The tool : curate your social media, unfollow accounts that promote content that can have a negative impact, for example ‘what I eat in a day’ or creators that promote avoiding certain foods groups. Instead of comparing your meals to others, notice what ingredients make you feel good.
The action : Instead of labelling foods ‘good’ or ‘bad’ or ‘guilty’ describe its sensory details, for example ‘this sweet potato is vibrant, warming and salty.’ Focus on the flavour and feeling over the fear.
The 10-minute check in
When the urge to restrict and compensate hits, e.g. skipping a meal, over-exercising.

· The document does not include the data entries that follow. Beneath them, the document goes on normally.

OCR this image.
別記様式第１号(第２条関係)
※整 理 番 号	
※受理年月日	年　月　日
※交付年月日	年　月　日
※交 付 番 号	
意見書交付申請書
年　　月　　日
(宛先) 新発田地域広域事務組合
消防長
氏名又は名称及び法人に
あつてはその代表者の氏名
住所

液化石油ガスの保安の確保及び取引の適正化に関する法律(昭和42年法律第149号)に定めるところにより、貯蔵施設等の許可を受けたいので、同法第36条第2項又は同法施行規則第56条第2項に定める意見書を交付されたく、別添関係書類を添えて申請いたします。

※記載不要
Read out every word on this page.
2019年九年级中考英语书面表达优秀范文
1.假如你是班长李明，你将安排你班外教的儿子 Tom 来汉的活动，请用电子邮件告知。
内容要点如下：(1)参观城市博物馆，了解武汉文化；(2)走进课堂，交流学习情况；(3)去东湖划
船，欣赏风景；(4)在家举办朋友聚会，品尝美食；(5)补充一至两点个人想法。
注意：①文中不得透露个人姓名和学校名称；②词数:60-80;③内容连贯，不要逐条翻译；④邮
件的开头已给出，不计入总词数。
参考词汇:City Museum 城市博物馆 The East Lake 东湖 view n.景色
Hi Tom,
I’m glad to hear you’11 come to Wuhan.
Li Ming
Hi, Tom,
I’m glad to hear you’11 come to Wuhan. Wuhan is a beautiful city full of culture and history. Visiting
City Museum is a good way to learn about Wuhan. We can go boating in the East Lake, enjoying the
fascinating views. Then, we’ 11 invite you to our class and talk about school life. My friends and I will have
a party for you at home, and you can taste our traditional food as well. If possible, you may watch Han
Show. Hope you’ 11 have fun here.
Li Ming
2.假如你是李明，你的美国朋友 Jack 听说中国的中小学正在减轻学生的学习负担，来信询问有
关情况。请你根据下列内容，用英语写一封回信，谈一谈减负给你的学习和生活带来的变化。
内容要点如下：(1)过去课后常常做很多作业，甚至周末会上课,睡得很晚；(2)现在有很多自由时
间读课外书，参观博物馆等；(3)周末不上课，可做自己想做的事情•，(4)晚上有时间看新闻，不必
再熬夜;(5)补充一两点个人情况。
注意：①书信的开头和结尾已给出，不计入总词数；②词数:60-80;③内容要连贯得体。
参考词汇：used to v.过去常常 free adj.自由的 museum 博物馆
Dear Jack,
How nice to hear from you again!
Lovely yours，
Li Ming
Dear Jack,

The tool : set a 10-minute timer, use that time to do something that grounds you, journalling, a breathing sequence, tapping.
The action : Allow yourself to be, to notice how your body feels, where you feel the stress, the emotion, the pain, and give yourself grace, often the peak of the panic subsides after a few moments.

All photography by Camila Urreaa
Keep in mind that this process is most definitely not linear, having a ‘bad day’ doesn’t mean you have failed; it just means you are human. Your body is your master piece, it is not your enemy, when you’ve spent a long time restricting it can feel like your body is ‘failing’ you because of how it reacts to food. Yet in reality, if you feel extreme hunger or craving after a period of restriction, your body is nudging you to take care, and encouraging you to nourish yourself, show yourself the love and compassion your body deserves, not just today but everyday.
And if you are struggling today, know, that things do get brighter.